Here's the complete code to get you started with Whautomate and LangChain:

from langchain_mcp_adapters.client import MultiServerMCPClient
from langchain.agents import create_agent
from dotenv import load_dotenv
from composio import Composio
import asyncio
import os

load_dotenv()

async def main():
    composio = Composio(api_key=os.getenv("COMPOSIO_API_KEY"))
    
    if not os.getenv("COMPOSIO_API_KEY"):
        raise ValueError("COMPOSIO_API_KEY is not set")
    if not os.getenv("COMPOSIO_USER_ID"):
        raise ValueError("COMPOSIO_USER_ID is not set")
    
    session = composio.create(
        user_id=os.getenv("COMPOSIO_USER_ID"),
        toolkits=['whautomate']
    )

    url = session.mcp.url
    
    client = MultiServerMCPClient({
        "whautomate-agent": {
            "transport": "streamable_http",
            "url": url,
            "headers": {
                "x-api-key": os.getenv("COMPOSIO_API_KEY")
            }
        }
    })
    
    tools = await client.get_tools()
  
    agent = create_agent("gpt-5", tools)
    
    conversation_history = []
    
    print("Chat started! Type 'exit' or 'quit' to end the conversation.\n")
    print("Ask any Whautomate related question or task to the agent.\n")
    
    while True:
        user_input = input("You: ").strip()
        
        if user_input.lower() in ['exit', 'quit', 'bye']:
            print("\nGoodbye!")
            break
        
        if not user_input:
            continue
        
        conversation_history.append({"role": "user", "content": user_input})
        print("\nAgent is thinking...\n")
        
        response = await agent.ainvoke({"messages": conversation_history})
        conversation_history = response['messages']
        final_response = response['messages'][-1].content
        print(f"Agent: {final_response}\n")

if __name__ == "__main__":
    asyncio.run(main())

Conclusion

You've successfully built a LangChain agent that can interact with Whautomate through Composio's Tool Router.

Key features of this implementation:

  • Dynamic tool loading through Composio's Tool Router
  • Conversation history maintenance for context-aware responses
  • Async Python provides clean, efficient execution of agent workflows
You can extend this further by adding error handling, implementing specific business logic, or integrating additional Composio toolkits to create multi-app workflows.

How to build Whautomate MCP Agent with another framework

FAQ

What are the differences in Tool Router MCP and Whautomate MCP?

With a standalone Whautomate MCP server, the agents and LLMs can only access a fixed set of Whautomate tools tied to that server.
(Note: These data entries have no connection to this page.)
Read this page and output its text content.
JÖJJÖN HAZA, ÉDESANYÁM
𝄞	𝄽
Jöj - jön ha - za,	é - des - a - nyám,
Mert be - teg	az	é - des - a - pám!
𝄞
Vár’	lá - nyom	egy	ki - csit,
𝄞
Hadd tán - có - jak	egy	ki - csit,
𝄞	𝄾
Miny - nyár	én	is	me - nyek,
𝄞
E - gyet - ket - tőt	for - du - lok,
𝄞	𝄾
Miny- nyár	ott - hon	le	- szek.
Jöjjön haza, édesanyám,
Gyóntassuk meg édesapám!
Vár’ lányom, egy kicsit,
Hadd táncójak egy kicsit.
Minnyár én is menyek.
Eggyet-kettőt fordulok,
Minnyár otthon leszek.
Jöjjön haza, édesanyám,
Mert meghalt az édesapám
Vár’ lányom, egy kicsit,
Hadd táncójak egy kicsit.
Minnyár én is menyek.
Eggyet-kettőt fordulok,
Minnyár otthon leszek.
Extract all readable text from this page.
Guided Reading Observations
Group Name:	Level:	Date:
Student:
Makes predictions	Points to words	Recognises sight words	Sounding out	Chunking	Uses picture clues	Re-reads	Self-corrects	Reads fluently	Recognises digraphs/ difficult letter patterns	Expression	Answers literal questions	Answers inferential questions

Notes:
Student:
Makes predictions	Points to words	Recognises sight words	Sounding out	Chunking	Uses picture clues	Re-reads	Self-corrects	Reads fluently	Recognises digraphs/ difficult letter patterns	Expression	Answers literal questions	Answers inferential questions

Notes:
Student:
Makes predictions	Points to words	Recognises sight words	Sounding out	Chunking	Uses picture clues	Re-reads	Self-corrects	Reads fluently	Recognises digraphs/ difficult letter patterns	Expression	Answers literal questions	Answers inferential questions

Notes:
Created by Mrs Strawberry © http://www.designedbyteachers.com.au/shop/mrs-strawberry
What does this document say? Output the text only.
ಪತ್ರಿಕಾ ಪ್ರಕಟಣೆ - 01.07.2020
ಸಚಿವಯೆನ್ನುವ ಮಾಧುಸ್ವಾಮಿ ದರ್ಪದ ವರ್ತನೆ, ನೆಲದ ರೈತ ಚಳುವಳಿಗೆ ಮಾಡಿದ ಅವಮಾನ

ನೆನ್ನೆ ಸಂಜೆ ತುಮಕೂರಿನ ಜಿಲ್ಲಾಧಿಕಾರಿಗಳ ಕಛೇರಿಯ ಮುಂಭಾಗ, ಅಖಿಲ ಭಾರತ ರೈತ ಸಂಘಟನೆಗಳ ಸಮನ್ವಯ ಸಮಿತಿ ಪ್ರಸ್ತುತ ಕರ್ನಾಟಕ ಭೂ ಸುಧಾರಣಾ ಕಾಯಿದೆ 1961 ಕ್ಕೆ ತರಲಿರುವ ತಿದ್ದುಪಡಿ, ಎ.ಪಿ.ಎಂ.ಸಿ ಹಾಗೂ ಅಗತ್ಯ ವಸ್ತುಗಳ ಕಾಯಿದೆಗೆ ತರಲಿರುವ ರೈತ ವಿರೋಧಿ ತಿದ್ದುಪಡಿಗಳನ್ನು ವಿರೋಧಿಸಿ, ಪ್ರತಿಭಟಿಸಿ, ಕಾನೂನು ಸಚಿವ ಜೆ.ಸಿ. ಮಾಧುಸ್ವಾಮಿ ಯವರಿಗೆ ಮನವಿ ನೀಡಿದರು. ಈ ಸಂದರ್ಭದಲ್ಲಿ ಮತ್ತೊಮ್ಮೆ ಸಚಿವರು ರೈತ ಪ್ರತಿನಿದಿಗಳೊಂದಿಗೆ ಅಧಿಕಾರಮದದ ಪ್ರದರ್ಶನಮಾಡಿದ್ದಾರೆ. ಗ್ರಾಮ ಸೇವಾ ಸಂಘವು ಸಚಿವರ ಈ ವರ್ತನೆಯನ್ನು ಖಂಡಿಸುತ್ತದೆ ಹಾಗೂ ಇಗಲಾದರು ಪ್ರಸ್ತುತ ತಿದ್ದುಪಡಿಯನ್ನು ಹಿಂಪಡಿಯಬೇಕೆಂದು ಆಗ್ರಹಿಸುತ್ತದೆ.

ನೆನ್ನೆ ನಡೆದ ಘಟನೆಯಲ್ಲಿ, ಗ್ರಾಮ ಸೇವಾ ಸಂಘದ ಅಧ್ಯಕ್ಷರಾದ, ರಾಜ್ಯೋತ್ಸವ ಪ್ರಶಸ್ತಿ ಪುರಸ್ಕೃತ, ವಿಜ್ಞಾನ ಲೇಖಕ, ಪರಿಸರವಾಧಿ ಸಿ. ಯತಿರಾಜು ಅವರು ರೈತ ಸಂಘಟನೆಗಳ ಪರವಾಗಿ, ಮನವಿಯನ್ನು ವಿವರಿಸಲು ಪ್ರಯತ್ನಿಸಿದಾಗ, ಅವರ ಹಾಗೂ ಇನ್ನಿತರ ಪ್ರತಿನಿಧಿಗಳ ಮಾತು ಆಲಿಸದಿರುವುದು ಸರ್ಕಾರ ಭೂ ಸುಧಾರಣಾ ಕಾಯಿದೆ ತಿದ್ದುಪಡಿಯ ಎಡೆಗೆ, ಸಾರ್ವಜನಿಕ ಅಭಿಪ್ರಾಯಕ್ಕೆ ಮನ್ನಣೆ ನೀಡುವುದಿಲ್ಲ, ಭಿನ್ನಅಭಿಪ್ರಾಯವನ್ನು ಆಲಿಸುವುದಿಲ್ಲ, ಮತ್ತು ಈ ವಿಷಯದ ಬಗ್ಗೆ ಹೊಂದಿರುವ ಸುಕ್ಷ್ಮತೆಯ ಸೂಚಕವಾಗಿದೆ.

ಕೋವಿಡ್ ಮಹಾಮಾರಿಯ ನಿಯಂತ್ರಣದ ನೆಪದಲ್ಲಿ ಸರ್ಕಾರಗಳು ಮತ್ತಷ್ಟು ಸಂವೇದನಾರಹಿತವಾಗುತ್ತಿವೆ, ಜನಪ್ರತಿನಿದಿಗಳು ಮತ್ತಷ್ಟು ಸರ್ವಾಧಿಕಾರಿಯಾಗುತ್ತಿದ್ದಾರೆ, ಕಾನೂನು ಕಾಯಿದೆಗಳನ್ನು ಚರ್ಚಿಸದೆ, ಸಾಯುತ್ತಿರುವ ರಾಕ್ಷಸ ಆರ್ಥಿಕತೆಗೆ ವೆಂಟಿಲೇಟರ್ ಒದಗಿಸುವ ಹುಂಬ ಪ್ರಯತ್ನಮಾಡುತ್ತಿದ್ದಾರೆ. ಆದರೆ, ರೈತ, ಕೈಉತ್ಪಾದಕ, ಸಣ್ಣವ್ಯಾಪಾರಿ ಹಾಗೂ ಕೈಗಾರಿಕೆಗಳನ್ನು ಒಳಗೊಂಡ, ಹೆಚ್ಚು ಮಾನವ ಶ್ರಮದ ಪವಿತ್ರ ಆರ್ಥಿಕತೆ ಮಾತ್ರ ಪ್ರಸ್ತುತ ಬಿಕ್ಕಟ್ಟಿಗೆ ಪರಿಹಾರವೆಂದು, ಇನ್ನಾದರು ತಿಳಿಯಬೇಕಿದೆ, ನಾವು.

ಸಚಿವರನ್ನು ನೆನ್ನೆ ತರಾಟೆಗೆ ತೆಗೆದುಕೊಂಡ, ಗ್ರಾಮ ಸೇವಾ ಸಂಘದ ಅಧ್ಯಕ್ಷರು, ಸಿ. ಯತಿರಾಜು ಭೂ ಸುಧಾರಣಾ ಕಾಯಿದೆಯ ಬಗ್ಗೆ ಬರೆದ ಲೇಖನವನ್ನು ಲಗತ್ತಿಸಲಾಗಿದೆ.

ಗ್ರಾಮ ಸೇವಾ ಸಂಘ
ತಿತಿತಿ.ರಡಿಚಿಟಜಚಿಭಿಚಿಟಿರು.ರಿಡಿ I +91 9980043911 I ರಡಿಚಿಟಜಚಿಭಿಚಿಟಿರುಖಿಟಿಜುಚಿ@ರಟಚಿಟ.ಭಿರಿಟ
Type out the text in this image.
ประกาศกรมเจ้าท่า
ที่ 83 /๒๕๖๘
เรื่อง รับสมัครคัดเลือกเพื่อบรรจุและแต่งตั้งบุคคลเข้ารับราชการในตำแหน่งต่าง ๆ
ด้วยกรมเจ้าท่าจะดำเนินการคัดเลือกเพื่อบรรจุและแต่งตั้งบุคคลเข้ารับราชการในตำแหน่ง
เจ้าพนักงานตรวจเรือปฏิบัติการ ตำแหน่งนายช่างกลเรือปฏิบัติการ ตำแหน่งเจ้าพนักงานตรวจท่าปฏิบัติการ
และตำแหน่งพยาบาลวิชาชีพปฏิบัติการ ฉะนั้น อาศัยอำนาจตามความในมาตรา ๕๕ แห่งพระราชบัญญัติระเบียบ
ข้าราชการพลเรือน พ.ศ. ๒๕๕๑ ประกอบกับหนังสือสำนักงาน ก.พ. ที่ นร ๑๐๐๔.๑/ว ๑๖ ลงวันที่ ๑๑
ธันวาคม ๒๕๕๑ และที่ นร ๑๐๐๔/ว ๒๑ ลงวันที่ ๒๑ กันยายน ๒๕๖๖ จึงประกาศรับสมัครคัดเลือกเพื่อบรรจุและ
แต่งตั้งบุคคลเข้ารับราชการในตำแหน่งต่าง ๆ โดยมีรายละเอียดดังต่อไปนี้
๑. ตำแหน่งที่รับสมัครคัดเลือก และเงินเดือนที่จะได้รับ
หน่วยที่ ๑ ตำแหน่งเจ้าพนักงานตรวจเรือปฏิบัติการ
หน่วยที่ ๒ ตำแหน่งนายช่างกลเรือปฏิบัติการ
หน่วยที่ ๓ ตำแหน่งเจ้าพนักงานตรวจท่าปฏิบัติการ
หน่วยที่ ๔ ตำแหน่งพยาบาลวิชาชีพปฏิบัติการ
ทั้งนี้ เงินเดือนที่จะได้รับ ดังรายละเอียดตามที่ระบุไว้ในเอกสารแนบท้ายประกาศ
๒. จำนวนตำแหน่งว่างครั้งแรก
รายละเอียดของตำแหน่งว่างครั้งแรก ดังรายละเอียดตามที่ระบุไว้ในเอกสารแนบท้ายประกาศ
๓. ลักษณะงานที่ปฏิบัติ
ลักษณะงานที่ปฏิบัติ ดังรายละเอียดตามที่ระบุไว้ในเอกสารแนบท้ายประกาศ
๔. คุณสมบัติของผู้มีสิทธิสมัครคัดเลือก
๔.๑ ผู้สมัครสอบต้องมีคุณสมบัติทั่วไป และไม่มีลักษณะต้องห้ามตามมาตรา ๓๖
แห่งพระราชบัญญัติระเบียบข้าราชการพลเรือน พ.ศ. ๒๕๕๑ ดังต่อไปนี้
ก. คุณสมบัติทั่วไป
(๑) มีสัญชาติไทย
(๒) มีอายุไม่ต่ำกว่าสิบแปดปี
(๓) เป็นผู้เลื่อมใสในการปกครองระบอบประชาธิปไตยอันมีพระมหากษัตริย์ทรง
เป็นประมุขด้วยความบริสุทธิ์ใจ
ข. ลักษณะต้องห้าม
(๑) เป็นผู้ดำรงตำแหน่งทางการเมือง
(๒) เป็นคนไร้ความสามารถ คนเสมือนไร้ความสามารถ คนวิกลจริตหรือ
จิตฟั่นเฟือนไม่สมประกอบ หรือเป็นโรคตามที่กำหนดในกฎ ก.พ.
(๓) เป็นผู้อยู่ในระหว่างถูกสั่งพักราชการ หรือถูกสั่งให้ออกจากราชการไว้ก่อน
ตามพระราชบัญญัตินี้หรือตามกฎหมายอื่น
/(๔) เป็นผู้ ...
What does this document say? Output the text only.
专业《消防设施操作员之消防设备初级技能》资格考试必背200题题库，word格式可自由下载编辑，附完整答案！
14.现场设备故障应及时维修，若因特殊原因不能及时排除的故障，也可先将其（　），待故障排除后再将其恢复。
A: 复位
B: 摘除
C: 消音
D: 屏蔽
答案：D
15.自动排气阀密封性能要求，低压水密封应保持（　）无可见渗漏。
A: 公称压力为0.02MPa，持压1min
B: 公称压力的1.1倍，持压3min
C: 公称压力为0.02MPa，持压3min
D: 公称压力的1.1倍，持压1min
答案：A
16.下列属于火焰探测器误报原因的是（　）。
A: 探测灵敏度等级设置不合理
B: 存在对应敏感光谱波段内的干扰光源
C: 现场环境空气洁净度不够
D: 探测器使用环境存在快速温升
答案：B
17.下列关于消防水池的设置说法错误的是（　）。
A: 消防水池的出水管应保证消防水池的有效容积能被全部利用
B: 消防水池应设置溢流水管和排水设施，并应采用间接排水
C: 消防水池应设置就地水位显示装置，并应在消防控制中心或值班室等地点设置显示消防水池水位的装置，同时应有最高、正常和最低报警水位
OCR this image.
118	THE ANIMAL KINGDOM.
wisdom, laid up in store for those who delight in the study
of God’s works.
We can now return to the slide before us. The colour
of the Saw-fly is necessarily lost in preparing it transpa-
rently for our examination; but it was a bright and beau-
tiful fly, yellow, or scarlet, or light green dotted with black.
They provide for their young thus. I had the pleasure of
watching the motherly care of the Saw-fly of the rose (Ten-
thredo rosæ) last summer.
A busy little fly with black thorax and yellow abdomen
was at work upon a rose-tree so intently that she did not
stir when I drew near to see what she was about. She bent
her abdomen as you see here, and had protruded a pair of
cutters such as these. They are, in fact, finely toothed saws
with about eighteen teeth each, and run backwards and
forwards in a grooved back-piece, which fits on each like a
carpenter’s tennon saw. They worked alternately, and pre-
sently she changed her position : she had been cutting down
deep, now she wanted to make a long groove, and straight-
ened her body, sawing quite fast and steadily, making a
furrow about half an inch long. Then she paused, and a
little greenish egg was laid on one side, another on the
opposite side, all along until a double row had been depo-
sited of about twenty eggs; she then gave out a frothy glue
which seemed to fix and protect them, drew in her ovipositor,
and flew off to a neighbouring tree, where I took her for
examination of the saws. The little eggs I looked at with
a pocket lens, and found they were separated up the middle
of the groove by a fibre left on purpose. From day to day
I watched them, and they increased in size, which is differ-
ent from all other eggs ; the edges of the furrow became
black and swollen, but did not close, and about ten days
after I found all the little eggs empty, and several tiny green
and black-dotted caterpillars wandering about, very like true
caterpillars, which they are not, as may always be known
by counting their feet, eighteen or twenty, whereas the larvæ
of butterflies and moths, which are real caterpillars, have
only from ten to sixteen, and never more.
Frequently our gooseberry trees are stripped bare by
However, with the Composio Tool Router, agents can dynamically load tools from Whautomate and many other apps based on the task at hand, all through a single MCP endpoint.

Can I use Tool Router MCP with LangChain?

Yes, you can. LangChain fully supports MCP integration. You get structured tool calling, message history handling, and model orchestration while Tool Router takes care of discovering and serving the right Whautomate tools.

Can I manage the permissions and scopes for Whautomate while using Tool Router?

Yes, absolutely. You can configure which Whautomate scopes and actions are allowed when connecting your account to Composio. You can also bring your own OAuth credentials or API configuration so you keep full control over what the agent can do.

How safe is my data with Composio Tool Router?

All sensitive data such as tokens, keys, and configuration is fully encrypted at rest and in transit. Composio is SOC 2 Type 2 compliant and follows strict security practices so your Whautomate data and credentials are handled as safely as possible.